Horizon has previously raised $21 million in equity funding. The company said the latest round will allow it to push HZT-501 through its current late-stage trials and potentially into an approval filing with the FDA, while also advancing a second drug candidate, HZT-602, into late-stage trials. HZT-602 combines another painkiller, naproxen, with famotidine.

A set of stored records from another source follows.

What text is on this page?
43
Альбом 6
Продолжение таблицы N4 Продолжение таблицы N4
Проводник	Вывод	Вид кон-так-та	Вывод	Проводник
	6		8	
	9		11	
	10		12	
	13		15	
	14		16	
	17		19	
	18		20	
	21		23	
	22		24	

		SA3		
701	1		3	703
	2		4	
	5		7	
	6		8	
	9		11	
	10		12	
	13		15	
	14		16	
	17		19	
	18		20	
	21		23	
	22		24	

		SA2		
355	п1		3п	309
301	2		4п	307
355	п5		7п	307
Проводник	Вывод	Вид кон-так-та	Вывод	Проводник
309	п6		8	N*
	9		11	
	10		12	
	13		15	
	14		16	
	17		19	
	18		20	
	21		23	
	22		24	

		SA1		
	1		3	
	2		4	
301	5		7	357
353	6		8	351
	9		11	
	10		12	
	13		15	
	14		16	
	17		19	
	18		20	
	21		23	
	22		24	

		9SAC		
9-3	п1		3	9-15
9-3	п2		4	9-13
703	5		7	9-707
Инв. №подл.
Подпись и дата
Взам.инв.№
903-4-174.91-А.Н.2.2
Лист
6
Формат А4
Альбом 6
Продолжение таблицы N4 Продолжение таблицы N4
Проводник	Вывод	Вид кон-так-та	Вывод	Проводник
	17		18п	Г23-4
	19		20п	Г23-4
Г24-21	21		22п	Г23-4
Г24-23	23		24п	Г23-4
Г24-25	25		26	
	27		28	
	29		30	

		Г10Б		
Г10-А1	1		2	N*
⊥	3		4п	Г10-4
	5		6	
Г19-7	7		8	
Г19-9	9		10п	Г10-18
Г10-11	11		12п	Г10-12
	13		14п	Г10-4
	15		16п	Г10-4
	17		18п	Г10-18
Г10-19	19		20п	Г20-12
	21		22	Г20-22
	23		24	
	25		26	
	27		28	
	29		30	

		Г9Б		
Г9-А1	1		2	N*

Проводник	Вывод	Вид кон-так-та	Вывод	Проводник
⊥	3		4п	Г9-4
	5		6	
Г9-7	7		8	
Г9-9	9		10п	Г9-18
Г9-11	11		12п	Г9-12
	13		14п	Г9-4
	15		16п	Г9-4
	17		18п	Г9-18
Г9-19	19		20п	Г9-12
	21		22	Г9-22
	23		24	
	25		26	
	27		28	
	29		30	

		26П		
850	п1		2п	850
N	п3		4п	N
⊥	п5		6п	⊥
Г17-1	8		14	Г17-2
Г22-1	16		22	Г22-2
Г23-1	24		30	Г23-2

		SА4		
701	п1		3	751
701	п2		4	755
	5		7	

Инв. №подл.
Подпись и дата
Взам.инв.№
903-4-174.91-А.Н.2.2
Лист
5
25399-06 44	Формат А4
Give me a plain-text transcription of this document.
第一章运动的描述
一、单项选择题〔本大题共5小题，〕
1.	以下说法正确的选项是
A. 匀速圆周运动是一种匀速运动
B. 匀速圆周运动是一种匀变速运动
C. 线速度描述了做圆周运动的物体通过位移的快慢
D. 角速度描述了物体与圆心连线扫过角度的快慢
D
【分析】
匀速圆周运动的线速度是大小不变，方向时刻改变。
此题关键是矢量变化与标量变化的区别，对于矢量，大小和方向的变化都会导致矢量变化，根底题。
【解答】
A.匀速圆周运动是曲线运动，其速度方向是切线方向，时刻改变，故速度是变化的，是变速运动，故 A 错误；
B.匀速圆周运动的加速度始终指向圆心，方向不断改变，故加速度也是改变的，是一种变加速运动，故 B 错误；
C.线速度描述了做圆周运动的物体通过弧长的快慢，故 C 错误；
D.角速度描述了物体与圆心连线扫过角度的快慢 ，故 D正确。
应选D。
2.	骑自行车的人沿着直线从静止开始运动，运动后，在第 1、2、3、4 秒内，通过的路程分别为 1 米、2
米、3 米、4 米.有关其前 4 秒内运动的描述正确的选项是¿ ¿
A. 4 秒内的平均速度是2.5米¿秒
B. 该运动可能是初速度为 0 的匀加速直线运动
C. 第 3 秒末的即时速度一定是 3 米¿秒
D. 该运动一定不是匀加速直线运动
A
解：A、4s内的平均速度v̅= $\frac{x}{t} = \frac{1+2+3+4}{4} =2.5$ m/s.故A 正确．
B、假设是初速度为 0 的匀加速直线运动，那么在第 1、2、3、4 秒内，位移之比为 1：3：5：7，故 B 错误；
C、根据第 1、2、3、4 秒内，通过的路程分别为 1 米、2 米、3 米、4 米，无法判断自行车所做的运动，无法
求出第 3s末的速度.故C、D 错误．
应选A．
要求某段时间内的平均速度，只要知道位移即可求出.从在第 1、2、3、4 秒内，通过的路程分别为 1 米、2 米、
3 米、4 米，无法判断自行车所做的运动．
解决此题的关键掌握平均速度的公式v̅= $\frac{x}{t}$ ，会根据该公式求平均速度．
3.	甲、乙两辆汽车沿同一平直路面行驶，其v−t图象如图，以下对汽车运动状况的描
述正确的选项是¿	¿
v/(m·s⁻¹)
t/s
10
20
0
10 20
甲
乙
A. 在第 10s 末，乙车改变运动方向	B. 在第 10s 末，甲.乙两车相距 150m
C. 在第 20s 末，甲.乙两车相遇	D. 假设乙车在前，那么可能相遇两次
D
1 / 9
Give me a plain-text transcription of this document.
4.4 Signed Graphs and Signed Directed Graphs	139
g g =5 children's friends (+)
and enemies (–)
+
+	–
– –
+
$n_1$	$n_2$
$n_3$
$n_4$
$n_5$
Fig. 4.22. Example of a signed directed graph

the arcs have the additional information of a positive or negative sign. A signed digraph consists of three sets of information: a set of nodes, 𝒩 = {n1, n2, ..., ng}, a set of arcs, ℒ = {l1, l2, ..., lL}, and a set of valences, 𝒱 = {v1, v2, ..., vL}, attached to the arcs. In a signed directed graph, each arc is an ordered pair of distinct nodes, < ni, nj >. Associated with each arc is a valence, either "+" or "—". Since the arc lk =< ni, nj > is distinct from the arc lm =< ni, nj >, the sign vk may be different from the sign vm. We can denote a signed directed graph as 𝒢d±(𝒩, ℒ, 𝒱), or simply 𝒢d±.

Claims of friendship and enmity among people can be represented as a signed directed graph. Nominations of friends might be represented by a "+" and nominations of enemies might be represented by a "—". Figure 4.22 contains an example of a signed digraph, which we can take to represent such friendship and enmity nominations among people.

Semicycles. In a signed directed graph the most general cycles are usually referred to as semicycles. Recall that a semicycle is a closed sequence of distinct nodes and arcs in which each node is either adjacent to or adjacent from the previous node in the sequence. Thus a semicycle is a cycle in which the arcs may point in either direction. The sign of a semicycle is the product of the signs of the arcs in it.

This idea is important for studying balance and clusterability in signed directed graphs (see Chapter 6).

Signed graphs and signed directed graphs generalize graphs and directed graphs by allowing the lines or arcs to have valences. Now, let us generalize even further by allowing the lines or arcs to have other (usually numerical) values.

Naproxen is better known by its over-the-counter name Aleve.
Roxro Pharmaceuticals, a Menlo Park, Calif., specialty pharmaceutical company focused on pain drugs, raised $42.7 million in a second funding round. The company’s release is here (PDF).
Founded in 1999, Roxro acquires discarded or failed drugs from other companies and pushes them through clinical development. Although I keep thinking the bloom has come off this particular trend, investors apparently can’t get enough of the strategy, at least to judge by this sizable round. The company’s lead candidate is ROX-888, a painkiller designed to be taken via an intranasal spray, which is currently in late-stage trials. The company plans to file for FDA approval of the drug in the first half of next year.
The round was led by Prospect Venture Partners and Sutter Hill Ventures, joined by Thomas Weisel Healthcare Venture Partners.
Portola Pharmaceuticals, a South San Francisco, Calif., biotech aiming to develop treatments for blood clots and other heart-related problems, raised $70 million in a third round of financing dominated by late-stage and public-market investors.
Among new investors in the round were Brookside Capital; AllianceBernstein; Teachers’ Private Capital, the private investment arm of Ontario Teachers’ Pension Plan; Goldman Sachs, T. Rowe Price, IBTM and CIDC. They were joined by existing investors Abingworth, Alta Partners, Advanced Technology Ventures, Frazier
Healthcare Ventures, MPM Capital, Prospect Ventures and Sutter Hill Ventures.
Portola plans to use the funding for additional clinical trials of its two leading drug candidates, both experimental blood thinners targeting different blood proteins that promote coagulation. PRT054021, an oral molecule that inhibits Factor Xa, showed promising signs in a recent mid-stage human test, and will advance into further clinical trials. Meanwhile, PRT060128, which prevents blood platelets from aggregating, has completed early trials and should move into mid-stage testing by the second half of 2007. Should they receive regulatory approval, both compounds would compete with blood thinners already on the market.
Portola aims to go public and may do so as early as next year, the company’s chief financial officer, Mardi Dier, told VentureWire (subscription required).